Characteristically these people can be described as sad, depressed and deeply
resentful. In treating these individuals, the best that can be done is to help
them feel better about cross-dressing and encourage them to have contact with
other crossdressers their age. Success of sorts can be as simple as helping
someone find the courage to shave off a moustache behind which he has been
hiding his gender issues for forty
years.
Conclusion
Clinically, gender dysphoria shares
symptoms often associated with Dissociative Disorder, Depression and Generalized
Anxiety Disorder. Differential diagnosis may be complicated by the client's
reluctance to disclose the source of the morbidity for fear of being overcome by
real or imagined outcomes of the disclosure.

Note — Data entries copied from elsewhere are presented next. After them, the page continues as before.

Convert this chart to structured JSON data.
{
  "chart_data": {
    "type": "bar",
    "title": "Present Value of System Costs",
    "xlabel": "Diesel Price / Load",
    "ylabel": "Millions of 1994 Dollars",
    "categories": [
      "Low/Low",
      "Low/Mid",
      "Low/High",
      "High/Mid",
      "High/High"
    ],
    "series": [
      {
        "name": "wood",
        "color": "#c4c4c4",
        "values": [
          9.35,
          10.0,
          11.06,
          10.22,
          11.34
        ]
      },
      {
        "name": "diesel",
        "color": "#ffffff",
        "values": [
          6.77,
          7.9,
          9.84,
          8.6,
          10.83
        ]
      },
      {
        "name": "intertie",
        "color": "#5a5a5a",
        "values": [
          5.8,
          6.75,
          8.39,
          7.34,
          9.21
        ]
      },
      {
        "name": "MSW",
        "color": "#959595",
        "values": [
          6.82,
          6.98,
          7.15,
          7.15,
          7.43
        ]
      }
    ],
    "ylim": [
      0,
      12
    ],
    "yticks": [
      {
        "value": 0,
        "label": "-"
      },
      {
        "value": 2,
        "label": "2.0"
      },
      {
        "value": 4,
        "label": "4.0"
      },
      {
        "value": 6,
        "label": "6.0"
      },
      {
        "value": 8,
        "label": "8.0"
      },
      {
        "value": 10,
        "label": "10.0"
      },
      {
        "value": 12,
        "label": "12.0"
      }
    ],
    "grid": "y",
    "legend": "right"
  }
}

Gender identity issues can
be a life-long condition for those who find it too difficult to deal with
directly. Each life stage presents new dilemmas and decisions in relation to
this core issue. In general it can be said that the more the individual
struggles to rid themselves of gender dysphoria by increasing social and
physical investments in their assigned sex, the greater the generalized anxiety
and the harder it becomes to restart life sexually reassigned. For those
individuals who, despite all obstacles, can transition to a new gender role, it
has been shown that gender transition that includes psychotherapy, hormonal
therapy and--in most cases--gender reassignment surgery, significantly reduce
and eventually eliminates the anxiety entirely.